Friends also matter because not everything has to become productive. Walks, meals, messages, and shared rituals make the rest of the archive possible by keeping the person behind it grounded.

Work projects

A place for focused professional projects: product surfaces, internal tools, workflow improvements, design explorations, and shipped details that needed both taste and practical judgment. Each project can be added as a short title and description before becoming a fuller case study.

Professional work

Work projects are where constraints become useful. They involve other people, existing systems, business needs, technical limits, and deadlines. Li-Chin's role in these projects is to make the work clearer without flattening what makes it complex.

The strongest work project descriptions should explain the situation, the decision-making, and the result. What was confusing before? What needed to be protected? What changed after the project? What did the team learn?

How to read this section

For now, this section is organized as a set of project categories. Each category can become a dedicated case study when there are screenshots, metrics, prototypes, or notes ready to publish.

Product interface explorations

Projects in this group focus on how a product explains itself: page structure, information hierarchy, empty states, settings, forms, and the small pieces of language that make an interface feel less ambiguous.

Workflow and tooling improvements

These are projects that help people move faster through repeated work. They may be small internal tools, better defaults, cleaner handoff documents, or prototypes that make a process easier to understand.

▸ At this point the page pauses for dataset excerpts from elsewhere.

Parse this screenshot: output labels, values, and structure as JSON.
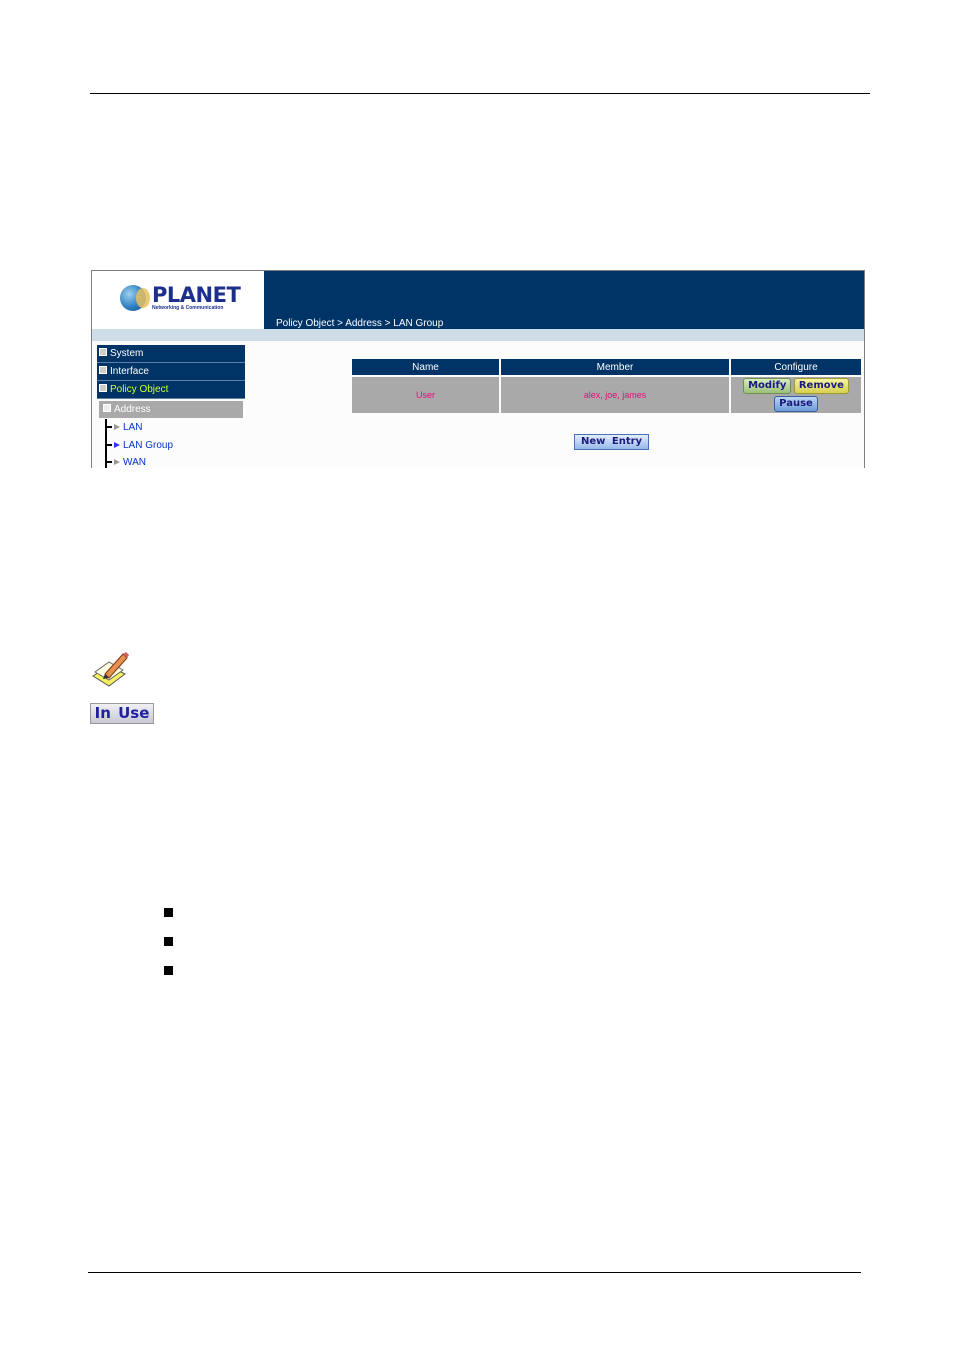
{
  "app": {
    "logo": {
      "brand": "PLANET",
      "tagline": "Networking & Communication"
    },
    "breadcrumb": "Policy Object > Address > LAN Group"
  },
  "sidebar": {
    "menu": [
      {
        "label": "System",
        "expanded": false
      },
      {
        "label": "Interface",
        "expanded": false
      },
      {
        "label": "Policy Object",
        "expanded": true,
        "active": true
      }
    ],
    "submenu": {
      "label": "Address",
      "expanded": true
    },
    "items": [
      {
        "label": "LAN",
        "active": false
      },
      {
        "label": "LAN Group",
        "active": true
      },
      {
        "label": "WAN",
        "active": false
      }
    ]
  },
  "table": {
    "columns": [
      "Name",
      "Member",
      "Configure"
    ],
    "rows": [
      {
        "name": "User",
        "member": "alex, joe, james",
        "actions": [
          "Modify",
          "Remove",
          "Pause"
        ]
      }
    ]
  },
  "new_entry_label": "New Entry",
  "in_use_label": "In Use",
  "colors": {
    "banner": "#003366",
    "active_menu_text": "#ccff33",
    "cell_text": "#e0107a",
    "row_bg": "#a9a9a9"
  }
}
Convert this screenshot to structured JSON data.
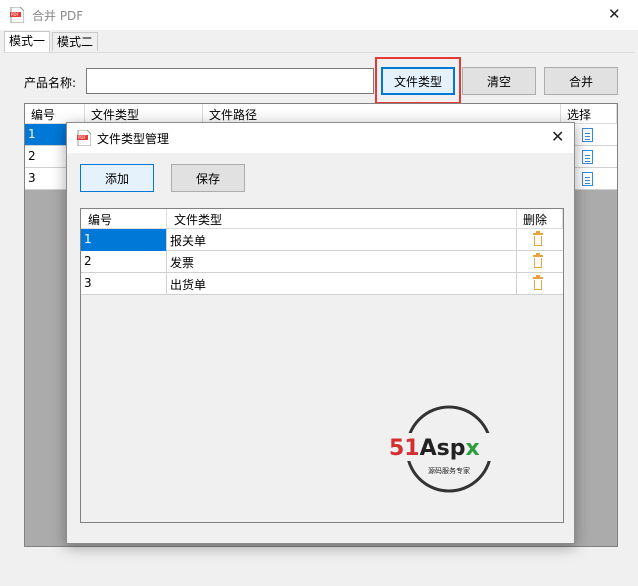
{
  "window": {
    "title": "合并 PDF",
    "close_glyph": "✕"
  },
  "tabs": [
    {
      "label": "模式一",
      "active": true
    },
    {
      "label": "模式二",
      "active": false
    }
  ],
  "form": {
    "product_label": "产品名称:",
    "product_value": "",
    "buttons": {
      "file_type": "文件类型",
      "clear": "清空",
      "merge": "合并"
    }
  },
  "main_grid": {
    "columns": [
      "编号",
      "文件类型",
      "文件路径",
      "选择"
    ],
    "rows": [
      {
        "id": "1",
        "type": "",
        "path": "",
        "selected": true
      },
      {
        "id": "2",
        "type": "",
        "path": "",
        "selected": false
      },
      {
        "id": "3",
        "type": "",
        "path": "",
        "selected": false
      }
    ]
  },
  "dialog": {
    "title": "文件类型管理",
    "close_glyph": "✕",
    "buttons": {
      "add": "添加",
      "save": "保存"
    },
    "grid": {
      "columns": [
        "编号",
        "文件类型",
        "删除"
      ],
      "rows": [
        {
          "id": "1",
          "type": "报关单"
        },
        {
          "id": "2",
          "type": "发票"
        },
        {
          "id": "3",
          "type": "出货单"
        }
      ]
    }
  },
  "watermark": {
    "brand": "51Aspx",
    "tagline": "源码服务专家"
  },
  "colors": {
    "accent": "#0078d7",
    "highlight": "#e53935",
    "trash": "#e8a33d"
  }
}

Design system and UI refinement

This area holds the quiet craft of product design: spacing, components, visual consistency, interaction states, accessibility, and the rules that help a product feel coherent across many screens.

Hobby projects

A softer collection of personal experiments: small apps, visual studies, writing systems, food or travel notes, playful prototypes, and anything made because curiosity needed somewhere to go. These projects do not need to justify themselves the same way work projects do.

Projects outside the job description

Hobby projects are allowed to be unfinished, strange, useful only to one person, or built for the pleasure of trying something. They show a different kind of judgment: what Li-Chin notices when no one has assigned a brief.

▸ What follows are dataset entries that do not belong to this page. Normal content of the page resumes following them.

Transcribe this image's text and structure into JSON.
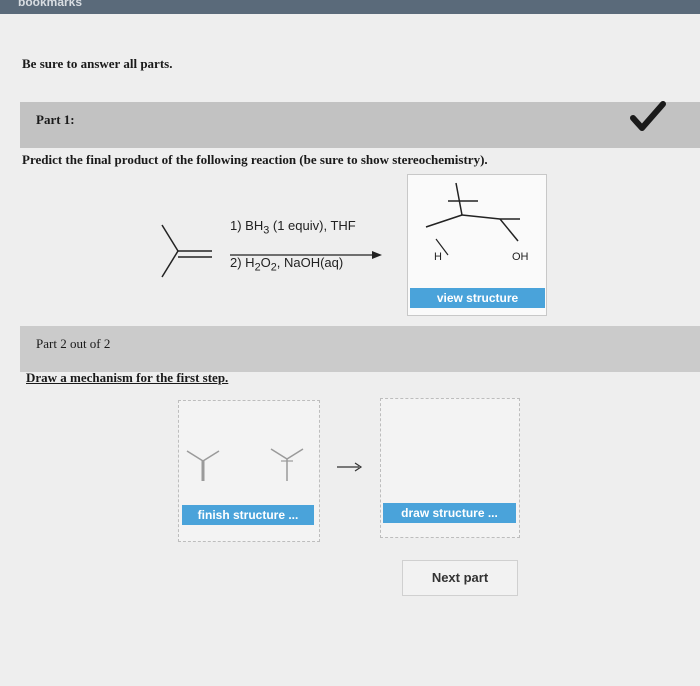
{
  "browser": {
    "bookmarks_label": "bookmarks"
  },
  "instructions": "Be sure to answer all parts.",
  "part1": {
    "title": "Part 1:",
    "question": "Predict the final product of the following reaction (be sure to show stereochemistry).",
    "reaction": {
      "condition_1_pre": "1) BH",
      "condition_1_sub": "3",
      "condition_1_post": " (1 equiv), THF",
      "condition_2_pre": "2) H",
      "condition_2_sub1": "2",
      "condition_2_mid": "O",
      "condition_2_sub2": "2",
      "condition_2_post": ", NaOH(aq)"
    },
    "product": {
      "label_h": "H",
      "label_oh": "OH"
    },
    "view_structure_label": "view structure",
    "status": "correct"
  },
  "part2": {
    "title": "Part 2 out of 2",
    "question": "Draw a mechanism for the first step.",
    "finish_label": "finish structure ...",
    "draw_label": "draw structure ...",
    "next_label": "Next part"
  }
}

This section can hold lightweight notes before anything becomes polished. A project can start as a paragraph, a screenshot, a snippet, or a small description of what made it interesting.

Why keep them here

Personal projects make the archive more alive. They show taste forming in public, interests changing over time, and the small experiments that often teach more than large formal projects.

Personal tools

Small utilities and experiments built to make daily life smoother: trackers, dashboards, notes, templates, or tiny interfaces that solve a personal annoyance well enough to keep using.

Creative studies

Visual, writing, and interaction experiments that explore mood rather than efficiency. These can be sketches, prototypes, layouts, motion studies, or fragments that might become something larger later.

Life archives

A place for the informal record: meals, trips, photos, playlists, saved references, and the ordinary details that make the portfolio feel like it belongs to a real person.